雨の日を ぼくは嫌いではないのですが、京都でこんなに冷たい雨なら 東北の被災地は雪なんじゃ、とか思ってしまいます。
普通に過ごせているひとつひとつに、あぁそうだったのか と、申し訳ないような気持ちです。
数日前の新聞に、福島県三春町の滝桜が満開、という記事が載っていました。
「激励肥やしに、滝桜見頃」だそうです。
地震に耐え、たぶん いくばくかの放射能を浴びても、季節を違わず、見事な三段滝を咲かせているエドヒガンザクラに、口数の少ない東北の方々の忍耐強さを
かってに重ねてしまいます。
滝桜の開花は、被災地の人たちへの なによりの激励でしょう。
そのおこぼれを、ぼくももらっています。
ついこの間まで テレビのACコマーシャルに、金子みすゞの詩 「こだまでしょうか」が しきりに流れていましたね。
あの詩が、滝桜の開花と同じような作用をしてくれていたならいいのですが…。
東北にも 金子みすゞを好きな人はおおぜいおいででしょうから、きっと響いていますよね。
金子みすゞ展が、没後80年のいま、全国を巡っています。
1年前、大丸大阪心斎橋店で催されたのと同じような企画が、ことしも大丸京都店でありました。
ただ 会場の広さの都合で、大阪店で見られた 中島潔氏の大作画 「大漁2001---鰮のとむらい/するだろう---」は 見られませんでしたが…。
こんどは近いので、孫たちも一緒に見に行きました。
幼稚園で金子みすゞの詩になじんでいる 上の孫息子は、自分が知っている詩の 読めるひらがなを拾い読みしながら、ぼくのゆっくりした歩みに合わしてくれます。

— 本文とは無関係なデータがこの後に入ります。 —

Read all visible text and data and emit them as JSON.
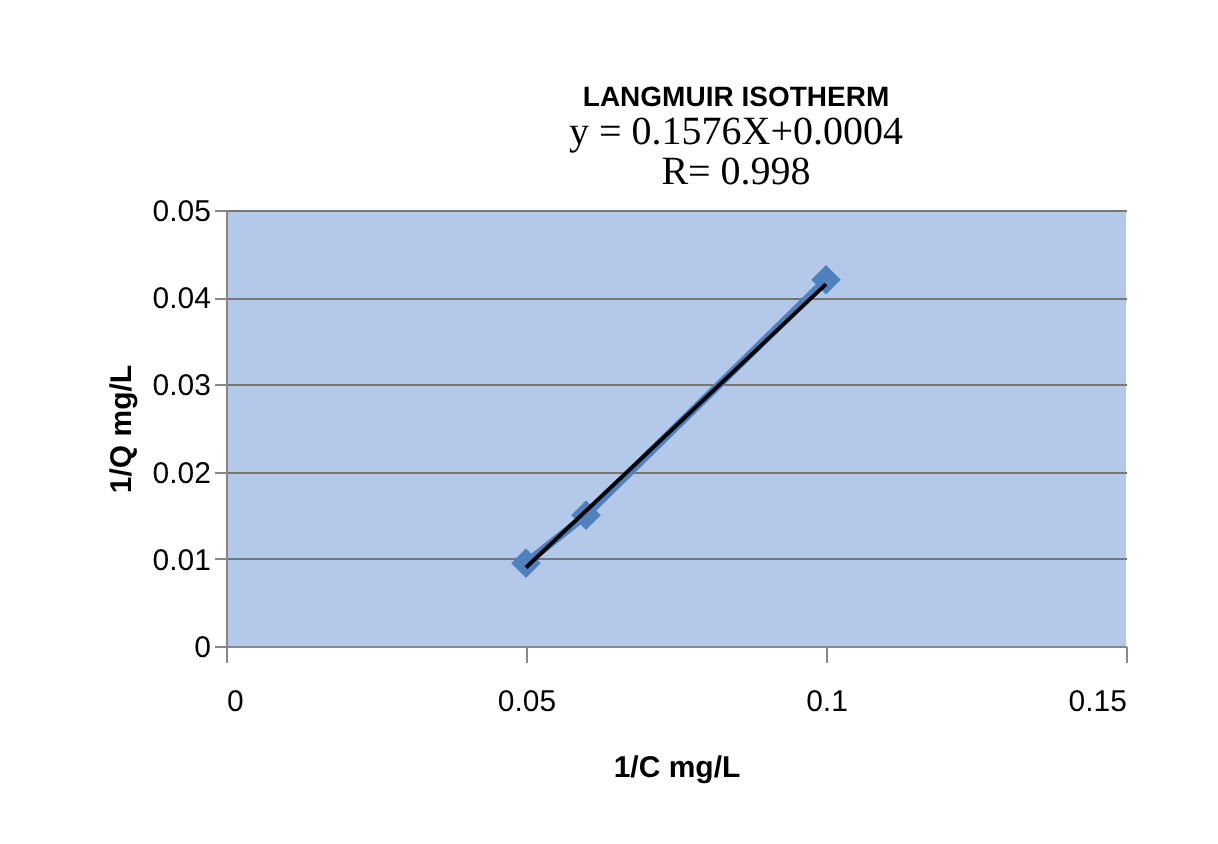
{
  "chart_data": {
    "type": "line",
    "title": "LANGMUIR ISOTHERM",
    "annotations": [
      "y = 0.1576X+0.0004",
      "R= 0.998"
    ],
    "xlabel": "1/C   mg/L",
    "ylabel": "1/Q mg/L",
    "series": [
      {
        "color": "#4f81bd",
        "x": [
          0.05,
          0.06,
          0.1
        ],
        "values": [
          0.0095,
          0.015,
          0.042
        ],
        "marker": "diamond"
      },
      {
        "type": "line",
        "color": "#000000",
        "x": [
          0.05,
          0.1
        ],
        "values": [
          0.009,
          0.0415
        ],
        "marker": "none"
      }
    ],
    "xlim": [
      0,
      0.15
    ],
    "xticks": [
      0,
      0.05,
      0.1,
      0.15
    ],
    "ylim": [
      0,
      0.05
    ],
    "yticks": [
      0,
      0.01,
      0.02,
      0.03,
      0.04,
      0.05
    ],
    "grid": "y"
  }
}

「積もった雪」の前で立ち止まった孫息子が、ぼくをみあげました。
よんでくれ と言っているのです。
ぼくは、なんの衒いもなく、人の気配など 気にもとめず、みすゞの詩をちょっと小さめの声で よみあげました。
上の雪 さむかろな
つめたい月がさしていて。
下の雪 重かろな
何百人ものせていて。
中の雪 さみしかろな
空も地べたもみえないで。
じぃっとぼくの拙い朗読に聞き入る孫息子を、これほどいとおしく思うことはありませんでした。
孫のかわいくない爺さんはいないでしょうが、「積もった雪」を小さな心なりに理解していてくれることが、たまらなくうれしいのです。
明代の思想家・李卓吾の書簡に、こんな言葉が残っています。
「しかし、それは孔子の言葉にすぎぬ。あなた自身の言葉ではない。」
この言葉自身も、ぼくの言葉でないんですから、なおのこと グサリときます。
でも 金子みすゞの詩は、それを読むもの自身の言葉なのではないでしょうか。
うまく言えない自分の心を、みすゞの詩は やさしいことばで表現してくれる。
借りものでなく、それは紛れもなく自分自身の言葉なのです。
いま、日本だけでなく 世界中の人々が、金子みすゞの詩のようなやさしさをもっていると感じます。
いまわしいはずの東日本大震災が、こんな人間の美しさを教えてくれるのは、神の計らいでしょうか。
みすゞを好きな人 大好きです。
きっと みんな、みすゞを好きだろうから、みんな大好きです。
[追記]
女優・田中好子さんの 死の淵からのメッセージ、心が大きく動きました。
なんと強い人なんだろう。
そして、なんてやさしい人なんだろう。
被災地への大きな大きな はげましになるでしょう。